Al-Qur’an pun juga telah memberikan penetapan yang amat kongkrit yang berpedoman kepada prinsip keadilan sosial dan keadilan ekonomi yang berdasar pada sejumlah sumber dana untuk jaminan sosial, di antaranya ialah zakat, infak, sedekah, hibah, dan wakaf. Saya kira, hal itu benar, bahwa seluruh sumber dana tersebut manakala dikelola dengan baik menggunakan manajemen modern serta mengikuti perkembangan zaman akan menjadi solusi yang tepat bagi pengentasan problematika kemiskinan dan kelaparan yang di alami oleh umat manusia.
Intervensi Negara untuk Kesejahteraan
Negara memiliki tujuan utama yakni mewujudkan keadilan sosial dan keadilan ekonomi bagi seluruh rakyat. Oleh sebabnya, atas tujuan itu pemilik otoritas yang dalam hal ini ialah para pemimpin negara hendaknya senantiasa memperhatikan kesejahteraan rakyatnya, bukan semata-mata memperhatikan kepentingan diri mereka sendiri, dan keluarganya saja. Pasalnya, seluruh rakyat itulah pada hakikatnya yang menjadi sebuah tumpuan keselamatan bangsa dan negara. Tanpa rakyat negara pun mustahil tercipta.
Para pemimpin negara hendaknya senantiasa memperhatikan kesejahteraan rakyatnya, menjaganya terhindar dari bahaya kelaparan dan kekurangan pangan. Melalui upaya-upaya strategis dalam pengelolaan berbagai sumber dana diataslah, adalah merupakan salah satu solusi baik. Negara wajib hukumnya mengatur, mengelola, serta mengalokasikan dana itu dalam jumlah yang cukup untuk jaminan sosial bagi rakyat.

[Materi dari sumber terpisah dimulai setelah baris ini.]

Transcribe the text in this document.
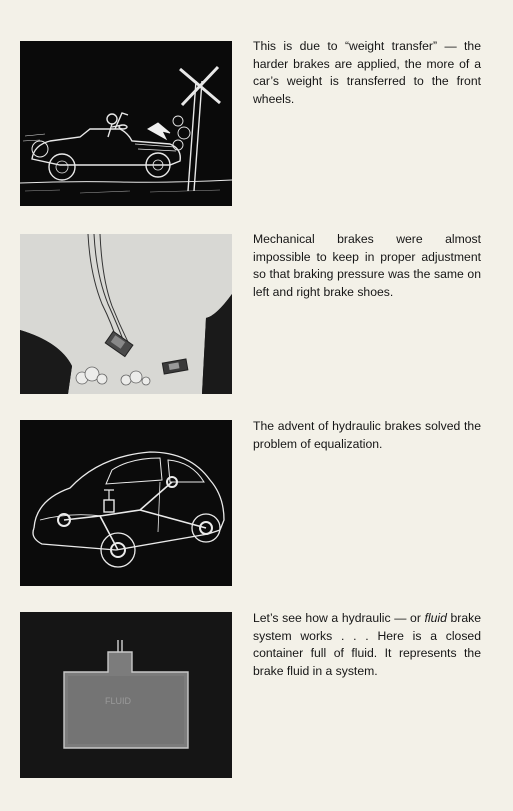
This is due to “weight transfer” — the harder brakes are applied, the more of a car’s weight is transferred to the front wheels.

Mechanical brakes were almost impossible to keep in proper adjustment so that braking pressure was the same on left and right brake shoes.

The advent of hydraulic brakes solved the problem of equalization.

FLUID

Let’s see how a hydraulic — or fluid brake system works . . . Here is a closed container full of fluid. It represents the brake fluid in a system.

Jaminan sosial itu misalnya mencakup tunjangan orang lanjut usia, orang cacat, dan beasiswa bagi mereka yang sedang menuntut ilmu. Selain itu, Negara dalam hal ini, juga teramat wajib hukumnya untuk menyediakan sarana peribadatan, pendidikan, panti asuhan, rumah sakit, dan keperluan sosial lainnya. Sehingga itu semua akan menjawab problematika kehidupan rakyat. Sebagai pungkasan, membebaskan manusia dari kelaparan dan kekurangan pangan ialah tanggung jawab bersama, terlebih ia adalah tanggung jawab negara dalam hal ini pemangku otoritas. Semoga dapat kita pahami bersama.